Thousands besiege US base over Koran burning

Thousands besiege US base over Koran burning

KABUL - Agence France-Presse
Thousands besiege US base over Koran burning

Afghan youth throw stones toward US soldiers standing at the gate of Bagram airbase during a protest against Koran desecration at Bagram, about 60 kilometres (40 miles) north of Kabul, on February 21, 2012. AFP photo

Thousands of furious Afghans besieged a US base on Thursday, throwing rocks and climbing up the outer walls on the third day of violent protests against Koran burnings that have killed at least 12 people.

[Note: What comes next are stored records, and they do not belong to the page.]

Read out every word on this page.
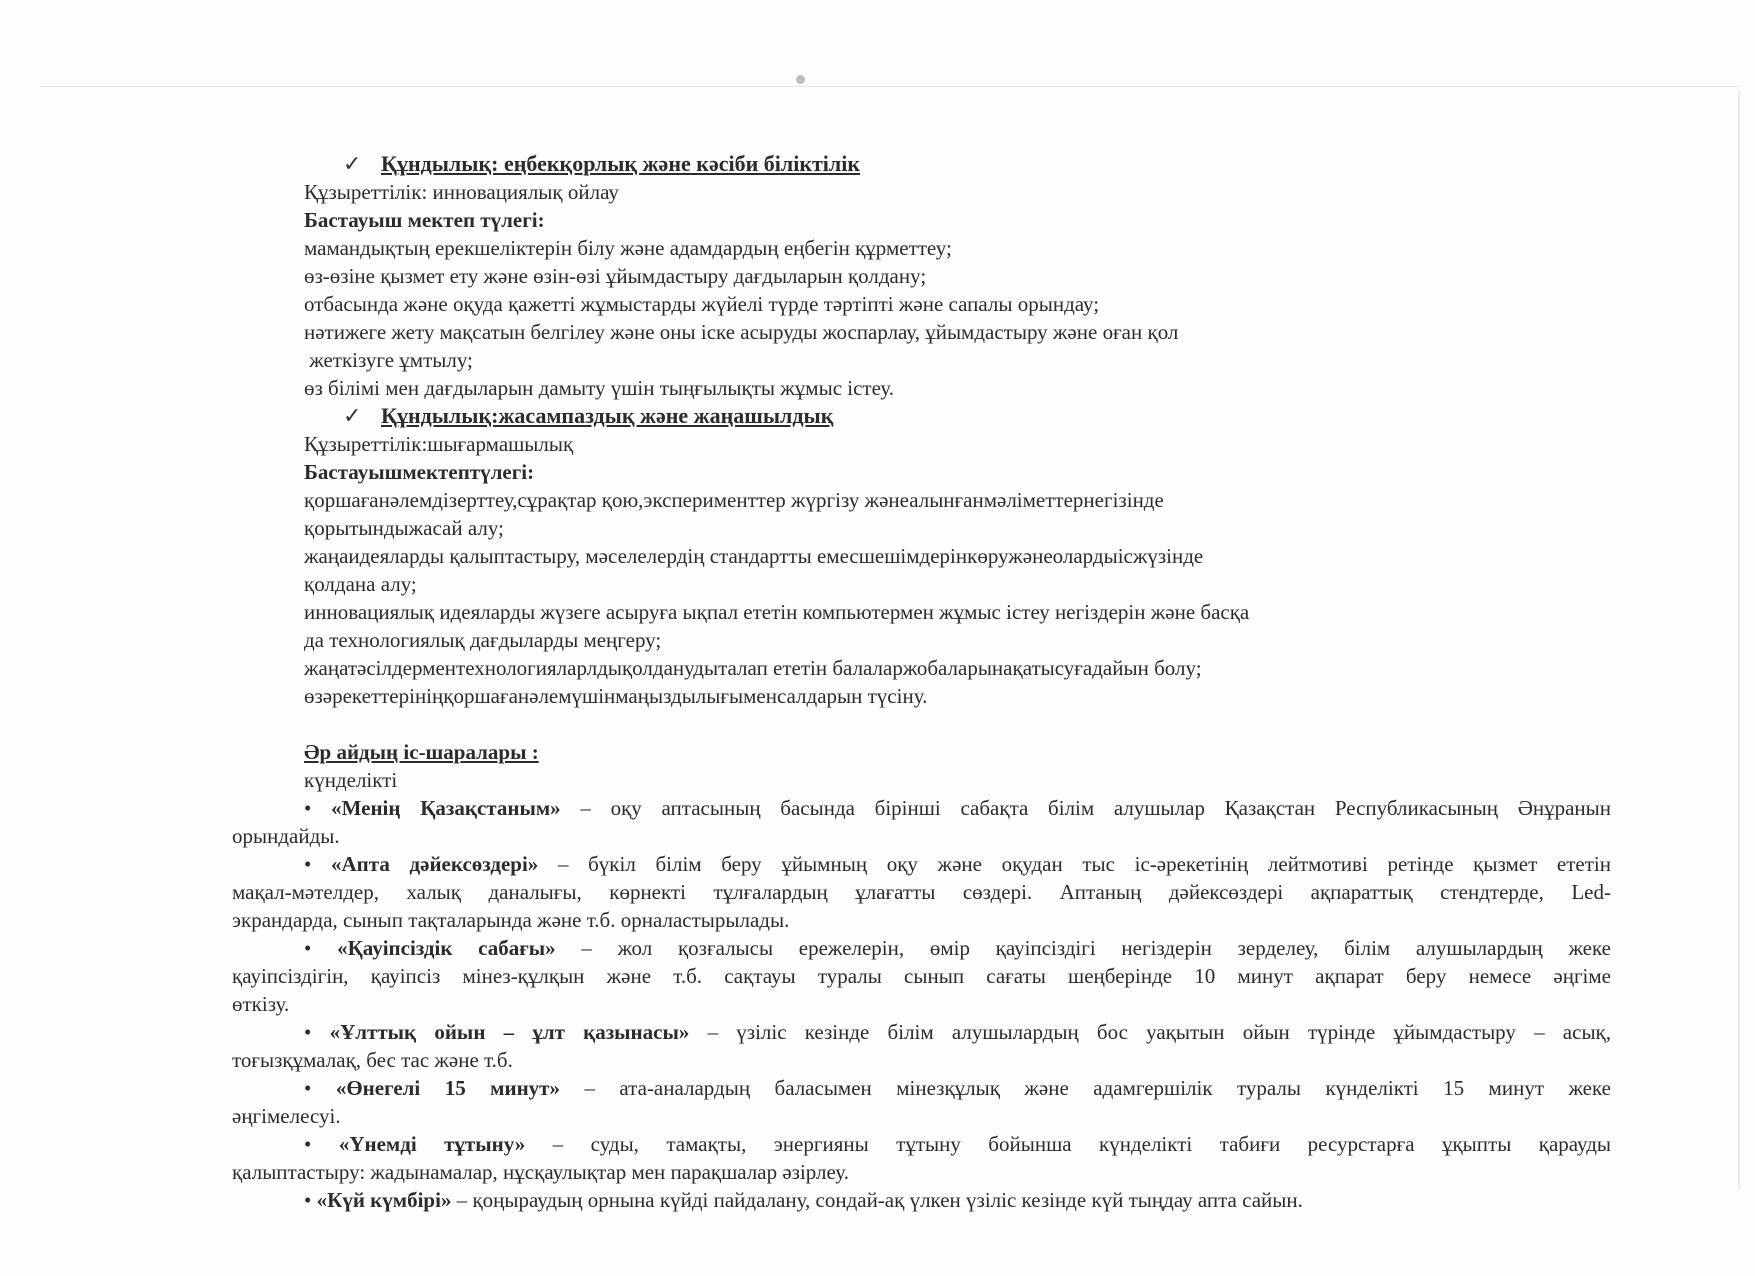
✓ Құндылық: еңбекқорлық және кәсіби біліктілік
Құзыреттілік: инновациялық ойлау
Бастауыш мектеп түлегі:
мамандықтың ерекшеліктерін білу және адамдардың еңбегін құрметтеу;
өз-өзіне қызмет ету және өзін-өзі ұйымдастыру дағдыларын қолдану;
отбасында және оқуда қажетті жұмыстарды жүйелі түрде тәртіпті және сапалы орындау;
нәтижеге жету мақсатын белгілеу және оны іске асыруды жоспарлау, ұйымдастыру және оған қол
жеткізуге ұмтылу;
өз білімі мен дағдыларын дамыту үшін тыңғылықты жұмыс істеу.
✓ Құндылық:жасампаздық және жаңашылдық
Құзыреттілік:шығармашылық
Бастауышмектептүлегі:
қоршағанәлемдізерттеу,сұрақтар қою,эксперименттер жүргізу жәнеалынғанмәліметтернегізінде
қорытындыжасай алу;
жаңаидеяларды қалыптастыру, мәселелердің стандартты емесшешімдерінкөружәнеолардыісжүзінде
қолдана алу;
инновациялық идеяларды жүзеге асыруға ықпал ететін компьютермен жұмыс істеу негіздерін және басқа
да технологиялық дағдыларды меңгеру;
жаңатәсілдерментехнологияларлдықолданудыталап ететін балаларжобаларынақатысуғадайын болу;
өзәрекеттерініңқоршағанәлемүшінмаңыздылығыменсалдарын түсіну.
Әр айдың іс-шаралары :
күнделікті
• «Менің Қазақстаным» – оқу аптасының басында бірінші сабақта білім алушылар Қазақстан Республикасының Әнұранын
орындайды.
• «Апта дәйексөздері» – бүкіл білім беру ұйымның оқу және оқудан тыс іс-әрекетінің лейтмотиві ретінде қызмет ететін
мақал-мәтелдер, халық даналығы, көрнекті тұлғалардың ұлағатты сөздері. Аптаның дәйексөздері ақпараттық стендтерде, Led-
экрандарда, сынып тақталарында және т.б. орналастырылады.
• «Қауіпсіздік сабағы» – жол қозғалысы ережелерін, өмір қауіпсіздігі негіздерін зерделеу, білім алушылардың жеке
қауіпсіздігін, қауіпсіз мінез-құлқын және т.б. сақтауы туралы сынып сағаты шеңберінде 10 минут ақпарат беру немесе әңгіме
өткізу.
• «Ұлттық ойын – ұлт қазынасы» – үзіліс кезінде білім алушылардың бос уақытын ойын түрінде ұйымдастыру – асық,
тоғызқұмалақ, бес тас және т.б.
• «Өнегелі 15 минут» – ата-аналардың баласымен мінезқұлық және адамгершілік туралы күнделікті 15 минут жеке
әңгімелесуі.
• «Үнемді тұтыну» – суды, тамақты, энергияны тұтыну бойынша күнделікті табиғи ресурстарға ұқыпты қарауды
қалыптастыру: жадынамалар, нұсқаулықтар мен парақшалар әзірлеу.
• «Күй күмбірі» – қоңыраудың орнына күйді пайдалану, сондай-ақ үлкен үзіліс кезінде күй тыңдау апта сайын.
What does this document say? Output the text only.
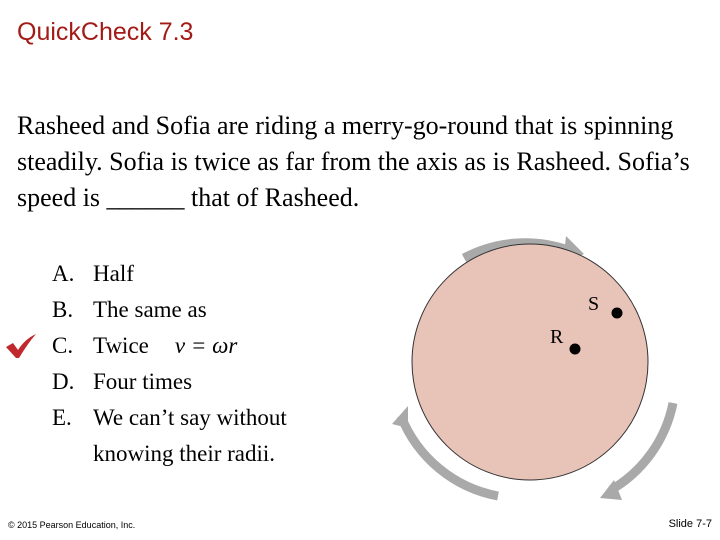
QuickCheck 7.3
Rasheed and Sofia are riding a merry-go-round that is spinning steadily. Sofia is twice as far from the axis as is Rasheed. Sofia’s speed is ______ that of Rasheed.
A. Half
B. The same as
C. Twice v = ωr
D. Four times
E. We can’t say without
knowing their radii.
S
R
© 2015 Pearson Education, Inc.	Slide 7-7
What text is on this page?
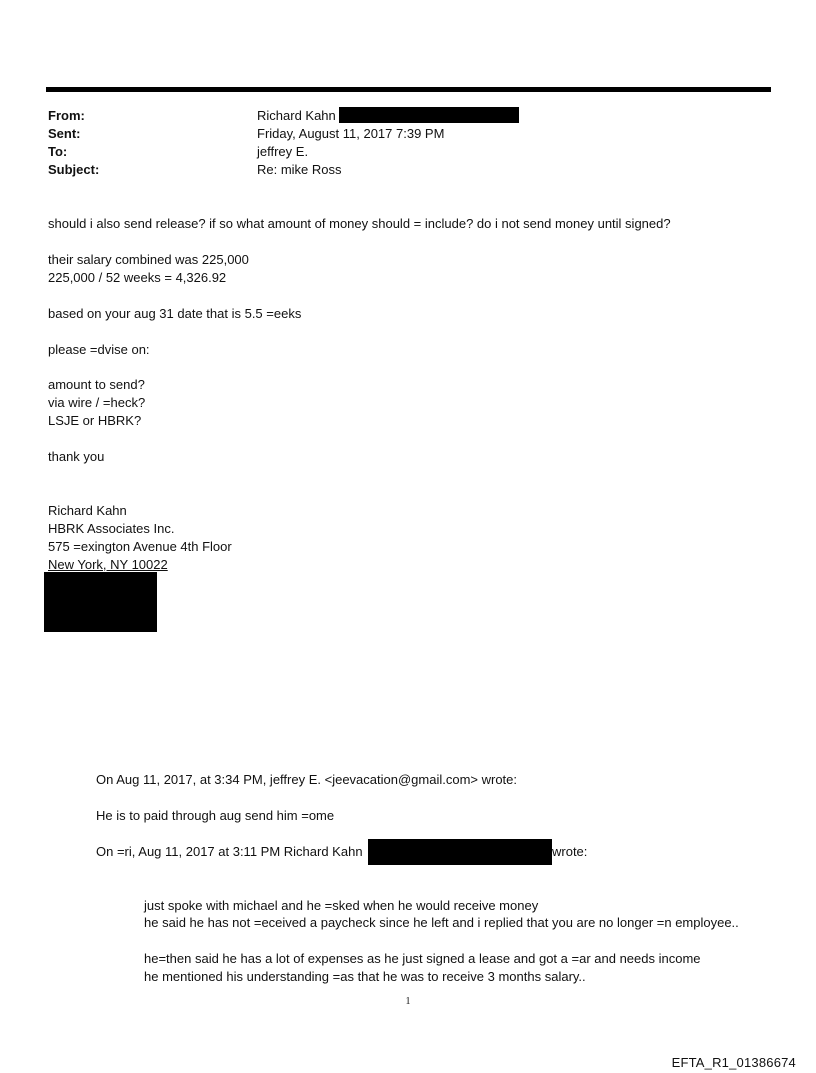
From:	Richard Kahn
Sent:	Friday, August 11, 2017 7:39 PM
To:	jeffrey E.
Subject:	Re: mike Ross
should i also send release? if so what amount of money should = include? do i not send money until signed?
their salary combined was 225,000
225,000 / 52 weeks = 4,326.92
based on your aug 31 date that is 5.5 =eeks
please =dvise on:
amount to send?
via wire / =heck?
LSJE or HBRK?
thank you
Richard Kahn
HBRK Associates Inc.
575 =exington Avenue 4th Floor
New York, NY 10022
On Aug 11, 2017, at 3:34 PM, jeffrey E. <jeevacation@gmail.com> wrote:
He is to paid through aug send him =ome
On =ri, Aug 11, 2017 at 3:11 PM Richard Kahn	wrote:
just spoke with michael and he =sked when he would receive money
he said he has not =eceived a paycheck since he left and i replied that you are no longer =n employee..
he=then said he has a lot of expenses as he just signed a lease and got a =ar and needs income
he mentioned his understanding =as that he was to receive 3 months salary..
1
EFTA_R1_01386674
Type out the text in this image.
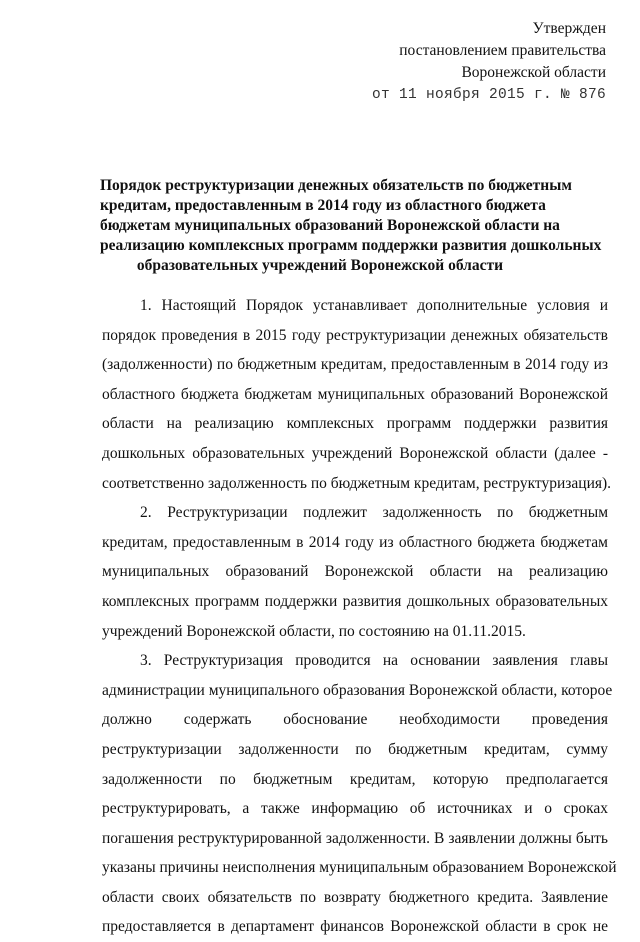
Утвержден
постановлением правительства
Воронежской области
от 11 ноября 2015 г. № 876
Порядок реструктуризации денежных обязательств по бюджетным
кредитам, предоставленным в 2014 году из областного бюджета
бюджетам муниципальных образований Воронежской области на
реализацию комплексных программ поддержки развития дошкольных
образовательных учреждений Воронежской области
1. Настоящий Порядок устанавливает дополнительные условия и
порядок проведения в 2015 году реструктуризации денежных обязательств
(задолженности) по бюджетным кредитам, предоставленным в 2014 году из
областного бюджета бюджетам муниципальных образований Воронежской
области на реализацию комплексных программ поддержки развития
дошкольных образовательных учреждений Воронежской области (далее -
соответственно задолженность по бюджетным кредитам, реструктуризация).
2. Реструктуризации подлежит задолженность по бюджетным
кредитам, предоставленным в 2014 году из областного бюджета бюджетам
муниципальных образований Воронежской области на реализацию
комплексных программ поддержки развития дошкольных образовательных
учреждений Воронежской области, по состоянию на 01.11.2015.
3. Реструктуризация проводится на основании заявления главы
администрации муниципального образования Воронежской области, которое
должно содержать обоснование необходимости проведения
реструктуризации задолженности по бюджетным кредитам, сумму
задолженности по бюджетным кредитам, которую предполагается
реструктурировать, а также информацию об источниках и о сроках
погашения реструктурированной задолженности. В заявлении должны быть
указаны причины неисполнения муниципальным образованием Воронежской
области своих обязательств по возврату бюджетного кредита. Заявление
предоставляется в департамент финансов Воронежской области в срок не
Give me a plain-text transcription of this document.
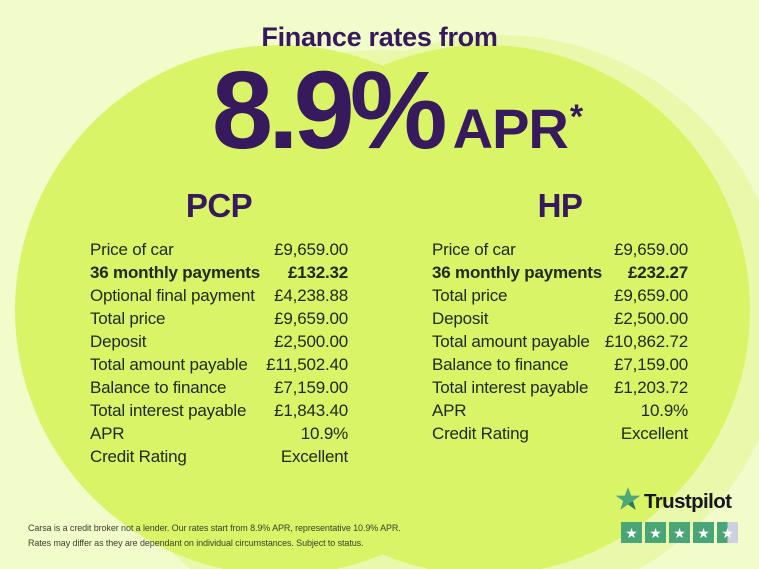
Finance rates from
8.9% APR *
PCP
Price of car	£9,659.00
36 monthly payments £132.32
Optional final payment £4,238.88
Total price	£9,659.00
Deposit	£2,500.00
Total amount payable £11,502.40
Balance to finance	£7,159.00
Total interest payable £1,843.40
APR	10.9%
Credit Rating	Excellent
HP
Price of car	£9,659.00
36 monthly payments £232.27
Total price	£9,659.00
Deposit	£2,500.00
Total amount payable £10,862.72
Balance to finance	£7,159.00
Total interest payable £1,203.72
APR	10.9%
Credit Rating	Excellent
Carsa is a credit broker not a lender. Our rates start from 8.9% APR, representative 10.9% APR.
Rates may differ as they are dependant on individual circumstances. Subject to status.
Trustpilot
★ ★ ★ ★ ★
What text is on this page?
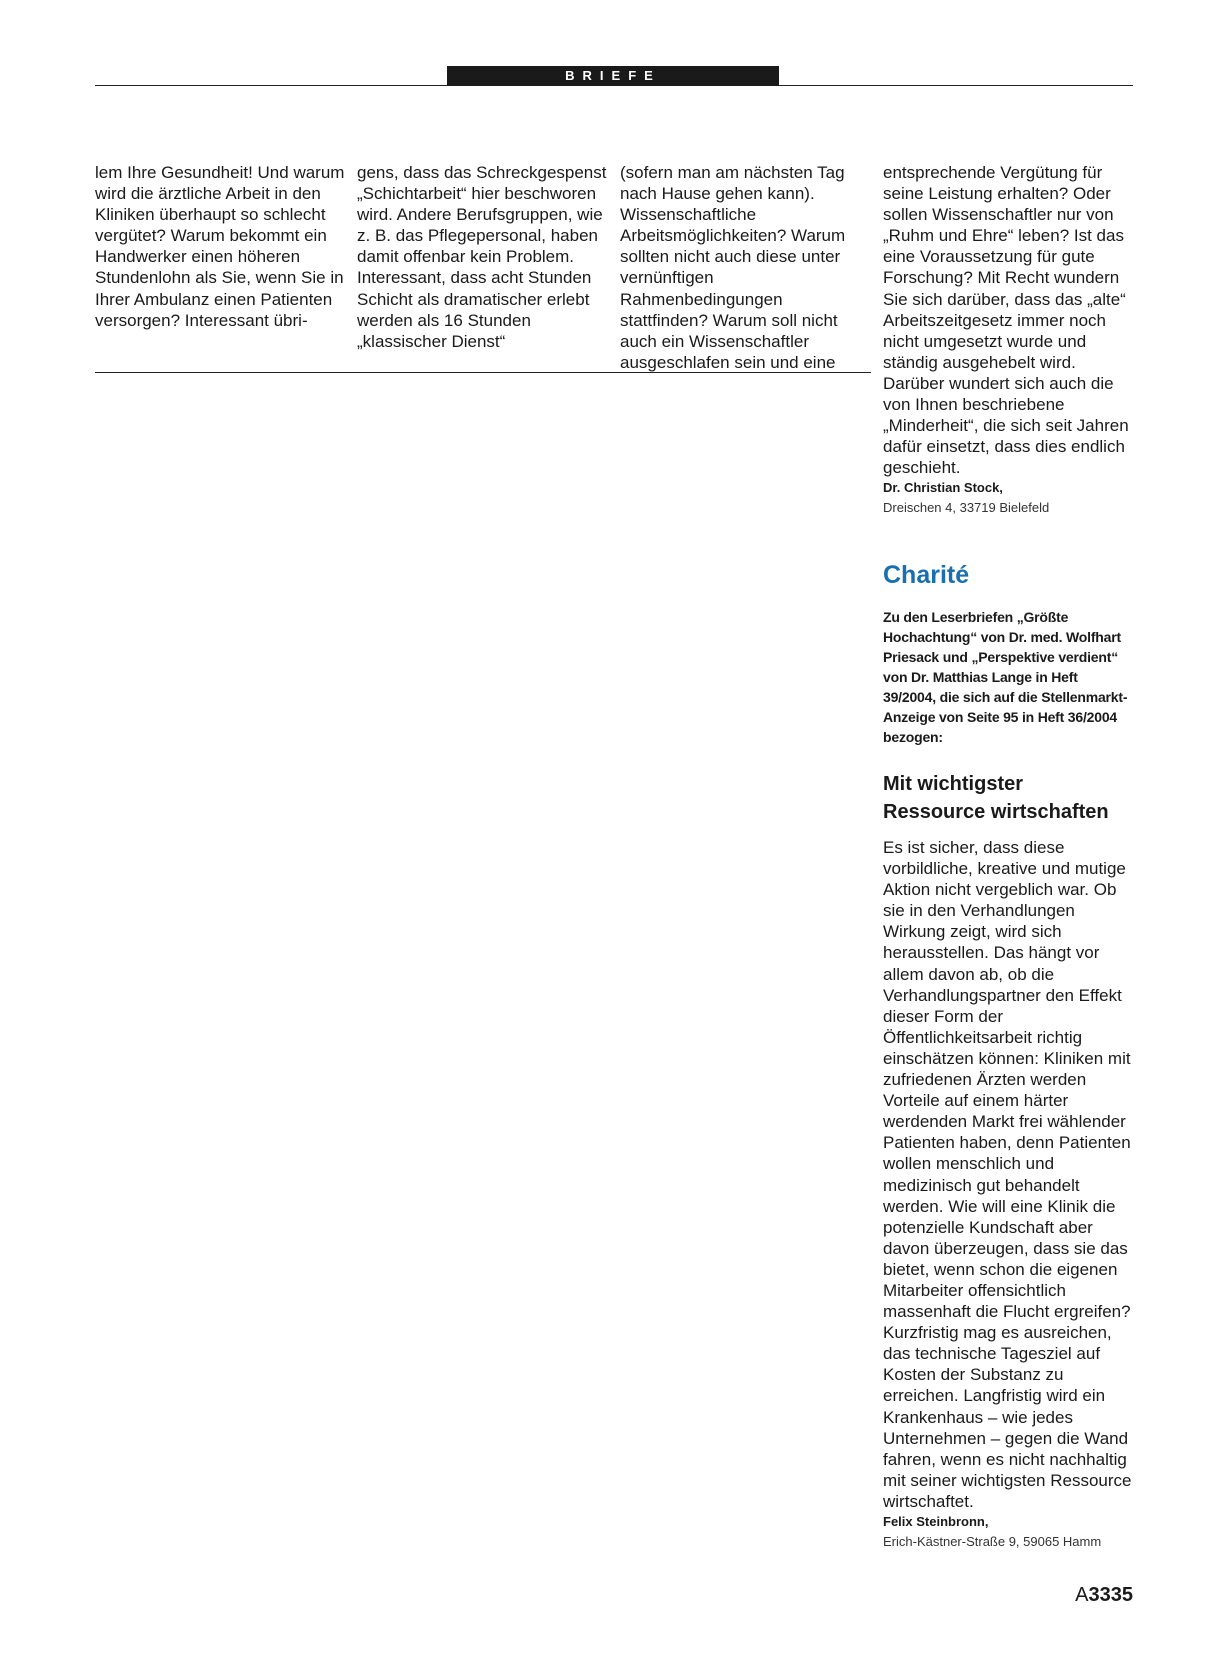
BRIEFE

lem Ihre Gesundheit! Und warum wird die ärztliche Arbeit in den Kliniken überhaupt so schlecht vergütet? Warum bekommt ein Handwerker einen höheren Stundenlohn als Sie, wenn Sie in Ihrer Ambulanz einen Patienten versorgen? Interessant übri-

gens, dass das Schreckgespenst „Schichtarbeit“ hier beschworen wird. Andere Berufsgruppen, wie z. B. das Pflegepersonal, haben damit offenbar kein Problem. Interessant, dass acht Stunden Schicht als dramatischer erlebt werden als 16 Stunden „klassischer Dienst“

(sofern man am nächsten Tag nach Hause gehen kann). Wissenschaftliche Arbeitsmöglichkeiten? Warum sollten nicht auch diese unter vernünftigen Rahmenbedingungen stattfinden? Warum soll nicht auch ein Wissenschaftler ausgeschlafen sein und eine

entsprechende Vergütung für seine Leistung erhalten? Oder sollen Wissenschaftler nur von „Ruhm und Ehre“ leben? Ist das eine Voraussetzung für gute Forschung? Mit Recht wundern Sie sich darüber, dass das „alte“ Arbeitszeitgesetz immer noch nicht umgesetzt wurde und ständig ausgehebelt wird. Darüber wundert sich auch die von Ihnen beschriebene „Minderheit“, die sich seit Jahren dafür einsetzt, dass dies endlich geschieht.

Dr. Christian Stock,

Dreischen 4, 33719 Bielefeld

Charité
Zu den Leserbriefen „Größte Hochachtung“ von Dr. med. Wolfhart Priesack und „Perspektive verdient“ von Dr. Matthias Lange in Heft 39/2004, die sich auf die Stellenmarkt-Anzeige von Seite 95 in Heft 36/2004 bezogen:
Mit wichtigster
Ressource wirtschaften

Es ist sicher, dass diese vorbildliche, kreative und mutige Aktion nicht vergeblich war. Ob sie in den Verhandlungen Wirkung zeigt, wird sich herausstellen. Das hängt vor allem davon ab, ob die Verhandlungspartner den Effekt dieser Form der Öffentlichkeitsarbeit richtig einschätzen können: Kliniken mit zufriedenen Ärzten werden Vorteile auf einem härter werdenden Markt frei wählender Patienten haben, denn Patienten wollen menschlich und medizinisch gut behandelt werden. Wie will eine Klinik die potenzielle Kundschaft aber davon überzeugen, dass sie das bietet, wenn schon die eigenen Mitarbeiter offensichtlich massenhaft die Flucht ergreifen? Kurzfristig mag es ausreichen, das technische Tagesziel auf Kosten der Substanz zu erreichen. Langfristig wird ein Krankenhaus – wie jedes Unternehmen – gegen die Wand fahren, wenn es nicht nachhaltig mit seiner wichtigsten Ressource wirtschaftet.

Felix Steinbronn,

Erich-Kästner-Straße 9, 59065 Hamm

A3335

Just hours earlier, the Taliban exhorted Afghans to attack and kill foreign troops to avenge the burning of Korans at a US-run base, but stopped short of cutting off contacts with American officials in Qatar over the crisis.
 
Afghanistan is a deeply religious country where slights against Islam have frequently provoked violent protests, and many Afghans are incensed at the discovery of charred Korans at the US-run Bagram airbase north of Kabul.
 
Thousands of demonstrators besieged the base of a US-led military-civilian provincial reconstruction team (PRT) in Mihtarlam, the capital of Laghman province east of Kabul, senior police official Khalilul Rahman Niazi told AFP.
 
"People had come from all over Laghman. They attacked the PRT, they climbed up the walls, they set fire to something there, I think a container," he said.
 
Niazi said he believed two people were wounded by gunfire from the base as they stormed the walls and hurled rocks under a pall of thick black smoke.
 
Officials said at least three people were killed by gunfire at demonstrations in the south and east of the country Thursday, bringing the total death toll to 12 since Wednesday.
 
Pouncing on the opportunity to fan anti-US fires, the Taliban militia urged Afghans to "not stop" at merely protesting. The Islamist movement has been leading a 10-year insurgency against being toppled in the 2001 US-led invasion.
 
"You should bring the invading forces' military bases under your brave attack, their military convoys, kill them, capture them, beat them and teach them a lesson that they will never again dare to insult the Holy Koran," it said.
 
Yet the militia's main spokesman, Zabiullah Mujahid, told AFP late Wednesday that the Koran burning would not affect contacts with US officials in Qatar, designed to build confidence and pave the way for a prisoner exchange.
 
"We condemn the desecration of the Holy Koran in the strongest terms, but this issue will not affect this process in Qatar," he said.
 
Afghan President Hamid Karzai called for calm as the Koran incident is investigated by the US-led NATO force, and ordered his own security forces to avoid violence and protect people's lives and property.
 
But demonstrations flared Thursday in the capital Kabul, Jalalabad and Kunar in the east, the northern provinces of Takhar and Baghlan, Faryab in the northeast and Uruzgan in the south.
 
"These foreigners are always repeating their desecrating acts, and only apologise over the incident," said Mohammad Islam, a 25-year-old demonstrator in the southeastern Kabul suburb of Bagrami.
 
"They should prosecute those who were involved over the incident, to be a lesson for others not to commit such crimes in the future." The Afghan interior ministry blamed at least one of Wednesday's deaths on "foreign guards of Camp Phoenix", a US military base in Kabul attacked by protesters, but most were attributed by local officials to clashes with police.
 
US officials have apologised repeatedly for the burning of the Korans, which were sent to an incinerator pit at Bagram.
 
NATO spokesman Brigadier General Carsten Jacobson said it was "probably an act of ignorance" but "a mistake with grave consequences".
 
US officials speaking on condition of anonymity told AFP the military removed Korans from a prison at Bagram because inmates were suspected of using the holy book to pass messages to each other.
 
The backlash over the incident is likely to continue for several more days, said Martine van Bijlert of the Afghanistan Analysts' Network.
 
"The demonstrations are a combination of religious outrage, pent-up frustration and groups wanting to stir trouble," she wrote in an analysis.
 
"It is difficult to predict how bad things will get; this will depend largely on who manages to control -- or hijack -- the expressions of anger."